The city council's planning committee is poised to approve a resolution next month condemning proposals to massively expand the number of trains transporting flammable oil, ultimately bound for Asia, through the Pacific Northwest.

"We're moving about 57 times as much oil by rail as we were in, say, 2009, 2008 [nationally]"—a mere five years ago—Sightline's Eric de Place told the committee,

The resolution, which, of course, is non-binding, would ask Washington state legislators to adopt rules requiring companies moving oil to disclose how much petroleum they're transporting, what type of petroleum products, and the frequency and duration of oil transports.

Seattle area state Rep. Jessyn Farrell (D-46, N. Seattle) is sponsoring legislation that would do just that. The Democratic house passed the bill earlier this week and the Democratic minority in the state senate managed to block a watered-down version of the bill, making Farrell's version the main bill on the issue.

The city resolution also urges the federal government to improve safety regulations for tank design and operations, and asks state, federal, and local agencies to assess the impact oil trains will have on public safety, the environment, and the economy.
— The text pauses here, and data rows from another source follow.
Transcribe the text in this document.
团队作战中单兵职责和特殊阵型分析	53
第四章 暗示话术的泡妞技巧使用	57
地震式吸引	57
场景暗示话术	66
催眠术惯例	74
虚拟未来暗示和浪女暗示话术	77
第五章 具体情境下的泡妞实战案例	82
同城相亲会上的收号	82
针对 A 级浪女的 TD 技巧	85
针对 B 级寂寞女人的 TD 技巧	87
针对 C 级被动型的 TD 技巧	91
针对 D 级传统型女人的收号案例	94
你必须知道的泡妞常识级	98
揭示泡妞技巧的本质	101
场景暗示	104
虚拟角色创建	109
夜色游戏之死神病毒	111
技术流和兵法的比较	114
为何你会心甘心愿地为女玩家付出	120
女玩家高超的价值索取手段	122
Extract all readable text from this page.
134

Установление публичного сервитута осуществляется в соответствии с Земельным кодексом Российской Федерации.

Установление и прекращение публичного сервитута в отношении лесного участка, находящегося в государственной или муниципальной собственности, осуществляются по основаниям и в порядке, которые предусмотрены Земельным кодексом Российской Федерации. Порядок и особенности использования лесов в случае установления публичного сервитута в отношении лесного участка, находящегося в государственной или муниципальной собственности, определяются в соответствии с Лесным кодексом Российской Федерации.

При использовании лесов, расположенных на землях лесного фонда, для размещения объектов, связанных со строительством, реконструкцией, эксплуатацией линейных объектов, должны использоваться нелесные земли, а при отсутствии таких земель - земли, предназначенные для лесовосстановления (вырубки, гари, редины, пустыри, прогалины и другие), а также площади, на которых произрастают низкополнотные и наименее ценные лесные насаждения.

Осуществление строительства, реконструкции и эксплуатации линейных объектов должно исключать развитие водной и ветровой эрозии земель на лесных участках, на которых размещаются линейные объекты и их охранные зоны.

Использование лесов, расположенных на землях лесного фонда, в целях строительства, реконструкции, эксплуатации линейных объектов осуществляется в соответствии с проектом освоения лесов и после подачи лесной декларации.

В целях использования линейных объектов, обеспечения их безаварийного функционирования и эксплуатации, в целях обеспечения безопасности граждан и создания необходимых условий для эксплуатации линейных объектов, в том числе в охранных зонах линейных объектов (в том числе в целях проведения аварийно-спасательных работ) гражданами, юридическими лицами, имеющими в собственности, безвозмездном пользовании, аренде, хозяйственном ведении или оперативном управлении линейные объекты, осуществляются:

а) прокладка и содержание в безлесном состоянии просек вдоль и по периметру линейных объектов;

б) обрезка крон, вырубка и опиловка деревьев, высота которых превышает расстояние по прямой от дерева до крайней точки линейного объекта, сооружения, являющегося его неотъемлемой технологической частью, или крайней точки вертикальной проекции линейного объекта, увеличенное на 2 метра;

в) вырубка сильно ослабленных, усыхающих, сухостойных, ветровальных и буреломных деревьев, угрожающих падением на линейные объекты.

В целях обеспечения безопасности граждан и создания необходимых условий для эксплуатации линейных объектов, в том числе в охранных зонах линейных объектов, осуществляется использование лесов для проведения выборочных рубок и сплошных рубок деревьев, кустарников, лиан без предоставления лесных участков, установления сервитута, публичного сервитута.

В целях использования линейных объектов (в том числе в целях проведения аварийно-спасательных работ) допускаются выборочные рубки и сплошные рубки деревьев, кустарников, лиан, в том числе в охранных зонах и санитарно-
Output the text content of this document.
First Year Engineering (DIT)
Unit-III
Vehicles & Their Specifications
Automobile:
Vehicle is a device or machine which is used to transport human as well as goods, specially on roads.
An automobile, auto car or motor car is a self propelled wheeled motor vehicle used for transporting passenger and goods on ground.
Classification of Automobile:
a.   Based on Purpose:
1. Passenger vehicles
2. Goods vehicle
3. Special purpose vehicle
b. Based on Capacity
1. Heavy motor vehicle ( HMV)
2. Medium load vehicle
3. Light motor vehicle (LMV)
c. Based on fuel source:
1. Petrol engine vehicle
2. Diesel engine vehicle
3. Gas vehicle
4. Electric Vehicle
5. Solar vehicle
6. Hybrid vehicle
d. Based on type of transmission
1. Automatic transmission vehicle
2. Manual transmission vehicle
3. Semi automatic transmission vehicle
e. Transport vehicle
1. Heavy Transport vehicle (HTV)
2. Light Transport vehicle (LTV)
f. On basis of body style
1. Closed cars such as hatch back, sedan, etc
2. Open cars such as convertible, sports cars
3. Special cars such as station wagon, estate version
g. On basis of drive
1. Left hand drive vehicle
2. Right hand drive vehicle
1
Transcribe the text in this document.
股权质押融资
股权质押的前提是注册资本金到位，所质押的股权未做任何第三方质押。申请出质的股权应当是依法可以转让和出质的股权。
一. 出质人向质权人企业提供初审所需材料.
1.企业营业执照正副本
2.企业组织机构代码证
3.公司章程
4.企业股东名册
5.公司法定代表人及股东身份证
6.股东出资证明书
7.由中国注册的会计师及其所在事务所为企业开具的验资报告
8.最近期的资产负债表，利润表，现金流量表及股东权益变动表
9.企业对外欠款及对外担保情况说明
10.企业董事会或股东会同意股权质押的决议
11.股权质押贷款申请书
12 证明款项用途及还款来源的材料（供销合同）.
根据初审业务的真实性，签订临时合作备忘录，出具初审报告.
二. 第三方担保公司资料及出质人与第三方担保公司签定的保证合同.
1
It also asks that any railroad company that operates on rail lines adjacent to the arenas or in tunnels underneath the city itself "consider restrictions on the shipment of petroleum products along those routes until adequate study" has determined that those shipments are safe. 

Additionally, committee chair (and ardent environmentalist) Mike O'Brien said he'd like to add two more requests: A study of the impacts increased oil train transports will have on climate change; and a moratorium on new oil train permits in the state until "we better understand the implication of this 57-fold increase in a product that has been shown to be deadly." 

And not in an abstract way. In Quebec, an explosion on a runaway oil train killed 47 people (in a town of just 6,000) last year. Similar trains also exploded in the past year in Alabama, North Dakota, and New Brunswick, although no one was killed in any of those incidents. 

Representatives of the rail and shipping industries made the case at today's hearing that they're working voluntarily to improve the safety of oil shipments, and that if any new regulations are needed, they should be imposed at the federal level.

But their testimony was overwhelmed by an onslaught of folks concerned about the potential climate and safety impacts of oil trains, including a troupe of Raging Grannies, a Mount Baker resident who pledged to risk arrest over another controversial fossil-fuel project, the Keystone XL pipeline, and two teens who performed a folk song live with the refrain, "Please don't send exploding trains through our city."